By continuously tracing all the analytical steps, laboratory automation ensures that the microbiologist knows in real time the work to be carried out. This concept fully adheres to the so-called “lean” organization that, initially envisaged for industry[38]], is increasingly applied to healthcare processes. “Lean” means to do only valuable activities, without any delay, avoiding “waste” or unnecessary work. This implies a dramatic revolution in the mentality of microbiologists, transitioning from exclusively sample-centered laboratory work towards a more clinically oriented activity, shortening TTR and prioritizing diagnosis of time-dependent infections. Taking advantage of workflow optimization, a nearly 24 hour reduction in TTR has been observed for positive BC processed by laboratory automation, with a significant decrease of duration of empirical therapy and mortality.[29] Similar results were observed for urines[39] and nasal MRSA surveillance[40], as well as other specimen types.[13][17]
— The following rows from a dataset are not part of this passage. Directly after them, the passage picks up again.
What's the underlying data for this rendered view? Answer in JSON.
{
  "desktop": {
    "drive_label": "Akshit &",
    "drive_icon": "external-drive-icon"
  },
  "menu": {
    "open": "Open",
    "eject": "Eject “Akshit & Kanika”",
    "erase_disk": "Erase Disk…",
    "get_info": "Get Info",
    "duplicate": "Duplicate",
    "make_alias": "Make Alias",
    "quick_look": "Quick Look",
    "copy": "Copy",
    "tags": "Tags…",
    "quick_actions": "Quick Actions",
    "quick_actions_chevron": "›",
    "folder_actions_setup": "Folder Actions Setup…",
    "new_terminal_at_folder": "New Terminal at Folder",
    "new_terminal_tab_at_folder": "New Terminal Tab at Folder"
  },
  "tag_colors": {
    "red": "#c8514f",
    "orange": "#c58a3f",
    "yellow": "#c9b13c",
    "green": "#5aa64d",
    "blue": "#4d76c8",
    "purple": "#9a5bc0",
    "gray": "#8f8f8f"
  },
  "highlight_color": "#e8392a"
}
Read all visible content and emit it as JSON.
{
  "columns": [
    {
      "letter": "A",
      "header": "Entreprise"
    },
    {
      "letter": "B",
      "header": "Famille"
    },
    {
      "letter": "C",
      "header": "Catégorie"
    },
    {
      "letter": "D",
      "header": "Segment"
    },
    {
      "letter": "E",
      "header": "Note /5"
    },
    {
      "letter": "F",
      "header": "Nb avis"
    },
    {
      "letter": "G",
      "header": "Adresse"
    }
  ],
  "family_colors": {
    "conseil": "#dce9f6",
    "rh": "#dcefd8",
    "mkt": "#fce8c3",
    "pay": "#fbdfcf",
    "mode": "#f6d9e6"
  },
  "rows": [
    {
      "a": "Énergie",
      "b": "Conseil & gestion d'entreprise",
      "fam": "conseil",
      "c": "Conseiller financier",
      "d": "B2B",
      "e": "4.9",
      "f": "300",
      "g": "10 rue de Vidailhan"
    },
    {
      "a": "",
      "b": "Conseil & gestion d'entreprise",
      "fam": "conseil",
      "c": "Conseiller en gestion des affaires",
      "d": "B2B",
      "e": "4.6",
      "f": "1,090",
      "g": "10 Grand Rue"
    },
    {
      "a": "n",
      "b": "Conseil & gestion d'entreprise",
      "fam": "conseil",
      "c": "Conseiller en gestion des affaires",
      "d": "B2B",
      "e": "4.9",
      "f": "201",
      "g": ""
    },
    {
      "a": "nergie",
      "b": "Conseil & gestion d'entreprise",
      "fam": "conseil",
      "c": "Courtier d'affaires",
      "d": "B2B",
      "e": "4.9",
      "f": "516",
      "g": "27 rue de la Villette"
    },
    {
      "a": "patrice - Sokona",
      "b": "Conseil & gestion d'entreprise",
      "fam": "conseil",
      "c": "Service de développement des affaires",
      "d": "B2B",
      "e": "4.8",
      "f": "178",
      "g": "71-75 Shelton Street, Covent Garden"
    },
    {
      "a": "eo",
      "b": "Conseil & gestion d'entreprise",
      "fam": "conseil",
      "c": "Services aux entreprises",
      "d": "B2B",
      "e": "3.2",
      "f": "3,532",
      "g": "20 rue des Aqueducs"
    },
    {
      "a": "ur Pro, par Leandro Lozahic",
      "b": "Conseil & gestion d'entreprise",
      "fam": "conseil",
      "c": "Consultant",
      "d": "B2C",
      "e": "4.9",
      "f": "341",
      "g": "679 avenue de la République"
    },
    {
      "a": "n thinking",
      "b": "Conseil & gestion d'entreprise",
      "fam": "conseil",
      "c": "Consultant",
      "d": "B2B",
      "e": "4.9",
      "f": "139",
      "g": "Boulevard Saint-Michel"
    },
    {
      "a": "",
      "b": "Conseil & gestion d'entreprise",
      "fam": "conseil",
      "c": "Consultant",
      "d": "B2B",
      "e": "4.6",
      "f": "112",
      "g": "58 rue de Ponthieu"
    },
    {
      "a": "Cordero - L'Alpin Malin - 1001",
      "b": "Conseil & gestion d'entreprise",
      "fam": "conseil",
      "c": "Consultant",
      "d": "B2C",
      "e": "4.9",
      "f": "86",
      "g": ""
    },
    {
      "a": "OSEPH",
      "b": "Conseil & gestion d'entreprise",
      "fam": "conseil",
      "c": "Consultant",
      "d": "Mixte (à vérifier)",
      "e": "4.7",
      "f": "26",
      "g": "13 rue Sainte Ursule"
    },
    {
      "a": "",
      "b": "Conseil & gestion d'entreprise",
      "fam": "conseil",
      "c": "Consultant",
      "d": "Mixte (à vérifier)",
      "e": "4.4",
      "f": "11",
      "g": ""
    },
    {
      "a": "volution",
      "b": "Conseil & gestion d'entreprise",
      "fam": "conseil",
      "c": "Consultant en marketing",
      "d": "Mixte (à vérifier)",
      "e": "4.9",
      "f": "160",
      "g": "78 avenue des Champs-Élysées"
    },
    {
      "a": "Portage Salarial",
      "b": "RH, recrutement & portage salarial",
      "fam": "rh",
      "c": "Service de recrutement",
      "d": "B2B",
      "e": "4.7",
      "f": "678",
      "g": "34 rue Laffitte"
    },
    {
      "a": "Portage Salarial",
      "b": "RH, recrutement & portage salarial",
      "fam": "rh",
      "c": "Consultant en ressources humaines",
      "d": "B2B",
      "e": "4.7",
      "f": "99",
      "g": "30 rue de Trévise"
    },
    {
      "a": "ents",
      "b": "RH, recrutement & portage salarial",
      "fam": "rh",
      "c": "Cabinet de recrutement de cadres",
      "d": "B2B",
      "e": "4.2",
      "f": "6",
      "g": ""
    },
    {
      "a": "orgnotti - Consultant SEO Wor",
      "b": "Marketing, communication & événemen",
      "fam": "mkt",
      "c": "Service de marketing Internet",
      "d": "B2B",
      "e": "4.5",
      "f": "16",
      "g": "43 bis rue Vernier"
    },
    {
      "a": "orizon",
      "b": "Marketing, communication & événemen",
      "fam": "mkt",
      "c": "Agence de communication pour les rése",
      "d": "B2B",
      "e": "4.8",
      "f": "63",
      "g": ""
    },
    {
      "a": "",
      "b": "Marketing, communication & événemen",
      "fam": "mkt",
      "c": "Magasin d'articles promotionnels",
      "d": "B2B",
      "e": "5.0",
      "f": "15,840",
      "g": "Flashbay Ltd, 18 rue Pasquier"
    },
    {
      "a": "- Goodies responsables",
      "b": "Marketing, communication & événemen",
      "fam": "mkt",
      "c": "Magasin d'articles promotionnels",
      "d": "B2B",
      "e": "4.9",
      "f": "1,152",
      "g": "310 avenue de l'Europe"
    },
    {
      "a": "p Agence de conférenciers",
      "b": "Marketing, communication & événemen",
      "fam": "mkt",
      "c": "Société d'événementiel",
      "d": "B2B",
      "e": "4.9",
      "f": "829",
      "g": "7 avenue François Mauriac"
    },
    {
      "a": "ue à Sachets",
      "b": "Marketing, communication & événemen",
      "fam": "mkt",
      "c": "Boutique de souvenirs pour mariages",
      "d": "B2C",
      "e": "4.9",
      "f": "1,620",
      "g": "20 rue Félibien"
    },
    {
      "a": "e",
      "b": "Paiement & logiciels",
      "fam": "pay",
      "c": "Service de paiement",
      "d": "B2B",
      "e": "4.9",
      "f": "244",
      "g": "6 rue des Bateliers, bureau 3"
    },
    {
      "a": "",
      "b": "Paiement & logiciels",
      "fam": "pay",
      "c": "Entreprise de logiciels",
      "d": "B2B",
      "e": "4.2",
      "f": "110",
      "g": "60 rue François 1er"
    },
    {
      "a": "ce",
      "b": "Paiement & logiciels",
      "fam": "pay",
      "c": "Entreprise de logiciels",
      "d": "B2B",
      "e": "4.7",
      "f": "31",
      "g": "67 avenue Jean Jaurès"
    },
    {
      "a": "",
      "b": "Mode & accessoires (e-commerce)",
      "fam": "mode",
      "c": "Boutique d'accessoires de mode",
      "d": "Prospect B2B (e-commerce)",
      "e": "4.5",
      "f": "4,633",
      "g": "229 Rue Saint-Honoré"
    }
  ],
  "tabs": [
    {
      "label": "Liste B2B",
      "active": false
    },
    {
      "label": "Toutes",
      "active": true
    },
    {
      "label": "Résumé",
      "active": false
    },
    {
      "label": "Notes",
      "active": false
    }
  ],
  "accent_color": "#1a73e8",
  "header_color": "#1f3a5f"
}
An AI algorithm to interpret culture results is another important tool applicable to laboratory automation: automated reporting of negative samples can be done without delay and further human assistance, such that clinicians can receive earlier results to rule out MDRO colonization or a urinary tract infection and reduce the need for patient isolation or antibiotic treatment.[20][24][25]

Outside laboratory automation, a variety of technologies are revolutionizing clinical microbiology. These include MALDI-TOF/MS[41], time-lapse microscopy for ID and phenotypic AST[42], molecular diagnostic tests and syndromic panels[6][43], and NGS.[44][45] All of them can significantly improve the diagnosis and therapy of infections, but as stated above, they are primarily complementary to culture-based methods.[6] Thus, in an advanced laboratory, the goal will be to implement the use of all these technologies in a coordinated and timely program of diagnostic stewardship (DS). For example, for active surveillance of MDRO, both molecular- and culture-based methods should be available in the laboratory.[46] Indeed, active surveillance of carbapenem-resistant Enterobacteriaceae can limit and prevent their spread and infections, which is crucially relevant to AS.[47] In high-risk patients, rapid molecular methods are more appropriate but cannot replace culture-based methods, as the latter can detect all types of carbapenem-resistant organisms, perform phenotypic susceptibility testing, and collect and store the isolates.[47]] An interesting algorithm—based on a multi-parametric score that takes into account clinical, microbiological, and biochemical parameters—has been recently proposed to establish patient priority, including information on infection or colonization by MDRO.[48] It is reasonable to think that by combining DS and AS programs with a strict collaboration between laboratory and clinicians, the impact of modern microbiology on the management of infection can progressively increase.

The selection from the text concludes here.